Over the next 9 weeks we will discuss the different aspects of successful preparation for sport. These can be classified into 4 modules; Physical, Nutritional, logistic, and Mental. Planning in each of these can minimise the risk of failure and maximise the chances of success. Our motto is to take control of the controllable, have plans for the uncontrollable (such as weather), and have an ‘attitude’ plan for the unpredictable.

With 11 weeks to Comrades 2003 many runners are using the marathons and short ultras such as next weekend’s massively popular Loskop 50km, as either training or qualifying events. Bearing in mind the above it is important to recognise that these events should only be one of the stepping-stones, or rungs on the ladder, to your ‘goal’ in Comrades. For this reason it is important to put these runs into perspective.
If you are using the events as a qualifier then you should aim for the slowest time that will put you in the seeding batch you need for Comrades.

Using the Loskop 50km as an example:
To be capable of a Comrades Silver medal you need to be a sub 3:06 marathoner, and should line up in batches A or B at Comrades.  A 3-hour marathon would be capable of 3:40 for Loskop’s 50km, but if you are using this as a qualifier you should only aim for a 4:00 hour finish to ensure a B seeding place. Instead of racing at 4 mins 25 secs per km you need only run at 4 mins 48 secs per km which will reduce the muscle damage inflicted in the run and hence reduce the amount of recovery time required before normal training can be undertaken.
Similarly those targeting a sub-9 hour Bill Rowan medal should ease through to a 4 hour 50 min finish at Loskop for a D seeding, and those wanting a Bronze in the traditional sub 11 hour finish should aim for a 5 Hour 30 minute Loskop finish.
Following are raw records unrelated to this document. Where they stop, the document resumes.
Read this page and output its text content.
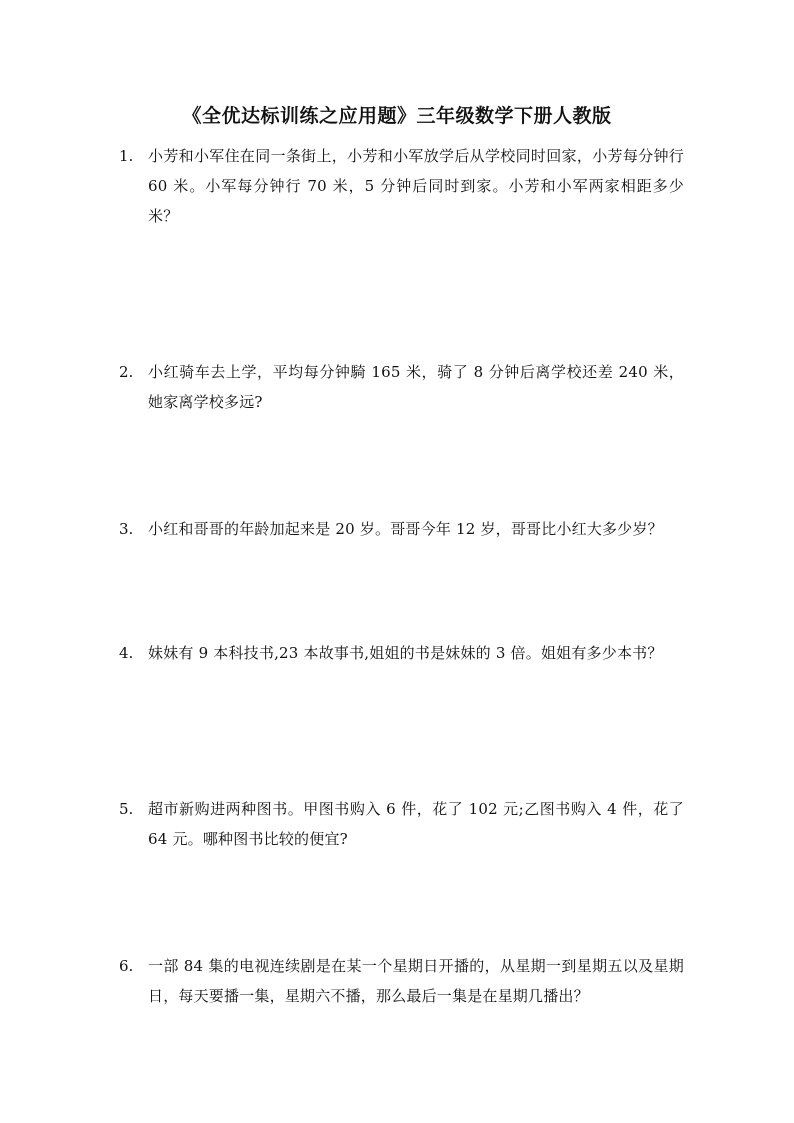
《全优达标训练之应用题》三年级数学下册人教版
1. 小芳和小军住在同一条街上，小芳和小军放学后从学校同时回家，小芳每分钟行 60 米。小军每分钟行 70 米，5 分钟后同时到家。小芳和小军两家相距多少米？
2. 小红骑车去上学，平均每分钟騎 165 米，骑了 8 分钟后离学校还差 240 米，她家离学校多远?
3. 小红和哥哥的年龄加起来是 20 岁。哥哥今年 12 岁，哥哥比小红大多少岁？
4. 妹妹有 9 本科技书,23 本故事书,姐姐的书是妹妹的 3 倍。姐姐有多少本书？
5. 超市新购进两种图书。甲图书购入 6 件，花了 102 元;乙图书购入 4 件，花了 64 元。哪种图书比较的便宜?
6. 一部 84 集的电视连续剧是在某一个星期日开播的，从星期一到星期五以及星期日，每天要播一集，星期六不播，那么最后一集是在星期几播出？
Of course those looking to secure the new Vic Clapham 11 to 12-hour medal must duck under the 6-hour cut-off or their entry will not be accepted.

In each case these times will put the runner in the second batch that is applicable to the medal being targeted. In the majority of cases this is a better bet than being in the earlier seeding batches, simply because far too many runners go off too fast in comrades and that alone virtually guarantees failure to achieve their chosen goal.

If you already have your qualifier secured, then these long events should be used as easy training runs and the opportunity to try things out for the real target Comrades. This means they should be run at a pace at least as slow, or SLOWER, than Comrades pace. It is only by running at Comrades pace that you will train those muscles and joints to work in the manner you want on 16 June. Many runners run virtually everything at marathon pace and then are surprised when they cramp after 64km in Comrades. So Silver medallists should run Loskop at 5 minutes a km or slower (4:10 finish), Bill Rowan medallist at 6 mins per km (6 hour finish), bronze medallist at 7:15 per km (6 hour finish)  and those who have already qualified and are looking for a long training run should ideally run at 8:00 minutes per km to finish in 6 hours 40 minutes, but will inevitably have to run slightly faster to dip under the 6 ½ hour cut off at Loskop.

Remember the key to achieving your goal, be that in business, life, rugby, soccer, cricket or the Comrades marathon, is to keep focused on what really counts which means using other events as rungs on the ladder to the true goal.